De entre todas las concepciones de la poesía que conozco me han impresionado tres. Permítaseme que las cite. Una es de Miguel de Unamuno que, al referirse al arte dice que es “la recreación de la creación”. Otra es de Octavio Paz, quien considera la poesía como “la resurrección de las presencias”. Otra es de Hugo Mujica :”La escucha poética-escribe-no es una aprehensión, es una entrega. Es la renuncia al deseo de poder ínsito en el saber,…renuncia de borrar la alteridad”.
Comencemos por la primera . El “Logos” que ha creado el mundo es también “Logos spermatikos “ y ha sembrado en el hombre “spermata” ,razones seminales que hacen que éste pueda remedar el acto de la creación. La palabra que ha engendrado estaba provista de vida, es decir, de hálito. Así pues, si bien el hombre no puede crear los seres, más-como dice Unamuno-anhela recrear la creación, ha de emplear una palabra que sea a la vez aliento, es decir, una palabra del alma. La poesía es la respiración de la palabra, la palabra viva que aún no ha expirado, que conserva el calor de su nacimiento. De ahí el parentesco de la creación poética con la respiración y con la gestación. Todo poema logrado es, a la vez, un acto de respiración, una gestación y un alumbramiento. Por eso da alma, es decir, insufla aliento a los que alcanza. Más toda respiración sólo puede ser sentida en la máxima proximidad, como el aliento que comparten los amantes, de ahí la atmósfera de intimidad que rodea siempre a los poemas aun cuando sean recitados.

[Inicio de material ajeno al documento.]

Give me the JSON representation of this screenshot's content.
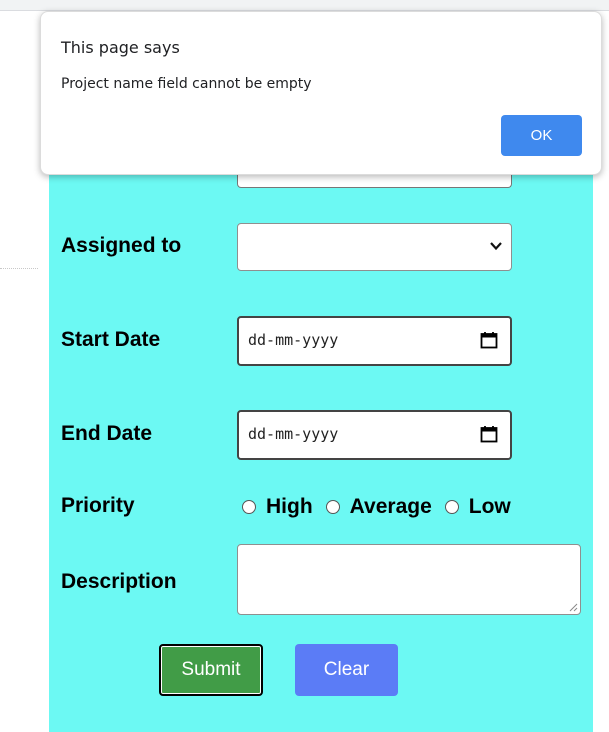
{
  "dialog": {
    "title": "This page says",
    "message": "Project name field cannot be empty",
    "ok_label": "OK"
  },
  "form": {
    "assigned_label": "Assigned to",
    "assigned_value": "",
    "start_label": "Start Date",
    "start_placeholder": "dd-mm-yyyy",
    "end_label": "End Date",
    "end_placeholder": "dd-mm-yyyy",
    "priority_label": "Priority",
    "priority_options": [
      "High",
      "Average",
      "Low"
    ],
    "description_label": "Description",
    "submit_label": "Submit",
    "clear_label": "Clear"
  },
  "colors": {
    "panel_bg": "#6cf9f3",
    "submit_bg": "#419c47",
    "clear_bg": "#5b7cf6",
    "ok_bg": "#3f89ee"
  }
}
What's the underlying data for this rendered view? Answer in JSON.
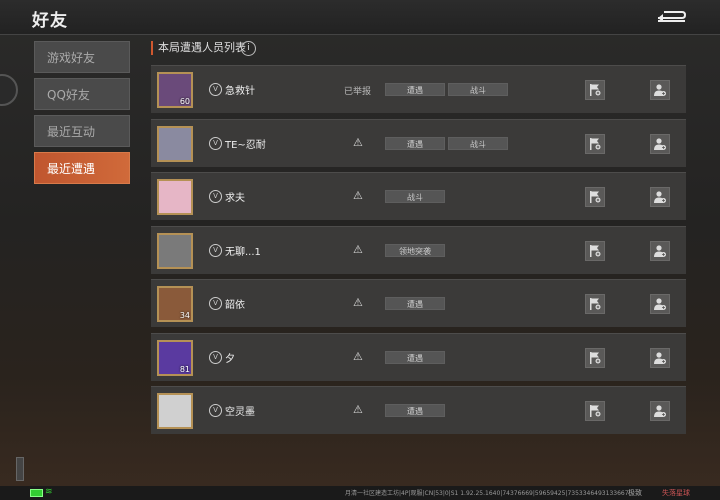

El que hoy apenas se emplee la palabra “alma” o, si se hace, se haga con rubor, es señal de cada día más hablamos desde el intelecto o desde, lo que los psicólogos actuales llaman “facultades”. Nuestras palabras, como nuestro saber, si bien iluminan, ya no calientan. La poesía sería así la reminiscencia de la palabra que es, a la vez, luz y calor. La palabra donde el que la pronuncia queda por completo implicada. Justo lo opuesto al discurso mecánico del frívolo, a la consigna, al eslogan, al titular. La hoguera encendida en torno a la cual nos congregamos. Los pintores y los fotógrafos saben muy bien que la “mejor” luz es la del alba y la del crepúsculo. En el poema se citan siempre el asombro y lo eternamente cantado y sabido, se unen el niño y el anciano, el nacimiento y la agonía. En él se desposan génesis y memoria. Por eso, al cabo, el poema da la impresión de derrotarse a sí mismo como todo cuanto está vivo. Parte de un origen, de un asombro, de una llama, habla de lo eternamente recurrente, parece consumirse y, a través del lector que, al vivificar el poema, atiza los rescoldos, alza de nuevo su llama en un tiempo cíclico que nada sabe de progreso.
“Recreación de la creación”. Así dijo el maestro quien quiso escribir para que el que lo leyera sintiera que le hablaban. Recreación no sólo como gozo, como regocijo, que lo es. Recreación como palabra viva. Palabra mágica que, al igual que la antigua imagen del cayado del profeta que tiene el poder de hacer brotar agua de la roca, toca el corazón y lo deshiela.